When Does a Startup Stop Being a Startup?
So, when does a startup graduate and become another established business? Or do they just keep the ‘startup’ badge indefinitely? Well companies like Facebook, Google and Uber are all still considered by many to be startups – just bigger. This is the same for many other businesses who still consider themselves startups even though they are turning over regular profits and have been trading for several years.
The problem is there are no real metrics to measure how and when a business ticks over from startup territory. Is it based on how old the business is? Total worth? Business size? Or the number of employees? Because of this uncertainty, the term ‘startup’ can almost refer to a type of business rather than a particular stage of a business’ life.
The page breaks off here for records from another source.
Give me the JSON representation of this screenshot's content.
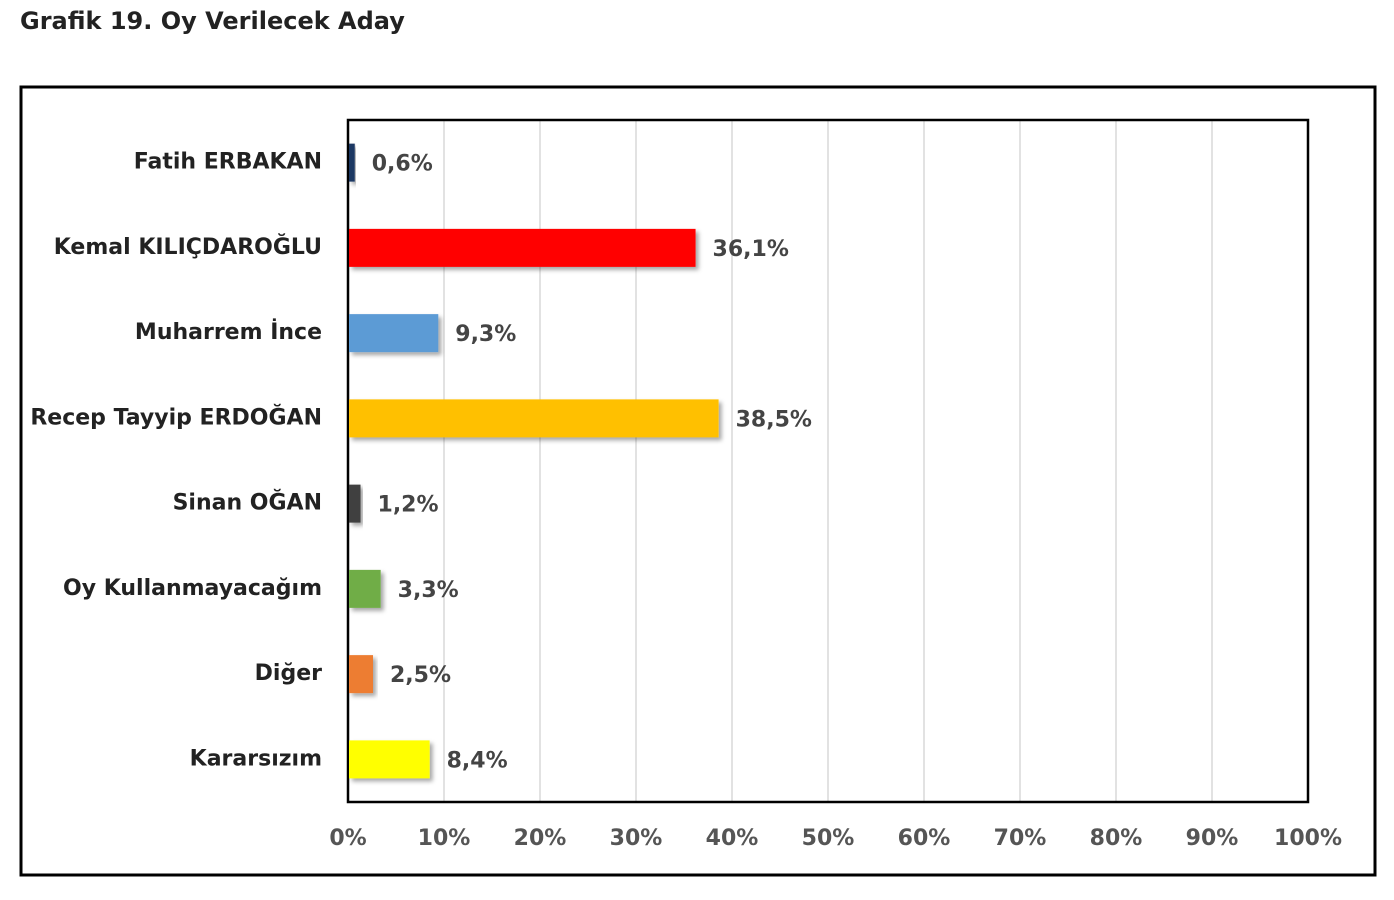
{
  "chart_data": {
    "type": "bar",
    "orientation": "horizontal",
    "title": "Grafik 19. Oy Verilecek Aday",
    "categories": [
      "Fatih ERBAKAN",
      "Kemal KILIÇDAROĞLU",
      "Muharrem İnce",
      "Recep Tayyip ERDOĞAN",
      "Sinan OĞAN",
      "Oy Kullanmayacağım",
      "Diğer",
      "Kararsızım"
    ],
    "values": [
      0.6,
      36.1,
      9.3,
      38.5,
      1.2,
      3.3,
      2.5,
      8.4
    ],
    "value_labels": [
      "0,6%",
      "36,1%",
      "9,3%",
      "38,5%",
      "1,2%",
      "3,3%",
      "2,5%",
      "8,4%"
    ],
    "colors": [
      "#1f3864",
      "#ff0000",
      "#5b9bd5",
      "#ffc000",
      "#404040",
      "#70ad47",
      "#ed7d31",
      "#ffff00"
    ],
    "xlim": [
      0,
      100
    ],
    "xticks": [
      {
        "value": 0,
        "label": "0%"
      },
      {
        "value": 10,
        "label": "10%"
      },
      {
        "value": 20,
        "label": "20%"
      },
      {
        "value": 30,
        "label": "30%"
      },
      {
        "value": 40,
        "label": "40%"
      },
      {
        "value": 50,
        "label": "50%"
      },
      {
        "value": 60,
        "label": "60%"
      },
      {
        "value": 70,
        "label": "70%"
      },
      {
        "value": 80,
        "label": "80%"
      },
      {
        "value": 90,
        "label": "90%"
      },
      {
        "value": 100,
        "label": "100%"
      }
    ],
    "grid": true
  }
}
Being a startup seems to be more about company culture, work environments and business models rather than how young the business itself is.
Startup Business Finance
With all that in mind, what makes a startup eligible for a loan?
Startups eligible for a loan:
- Have at least 12 months trading history
- Have generated a minimum monthly sales revenue of $5k
- Have an Australian bank account with relevant transaction history
Startups not eligible for a loan:
- Have no trading history
- Are cash-only businesses with no accounting records or transaction history
- Apply for a loan to seed an idea/prototype
- Want funding via a convertible note
At Moula, we assess loans based on historical performance, which means we don’t ask to see a business plan or future projections. We look at the progress you’ve made to date and assess your ability to pay back a loan.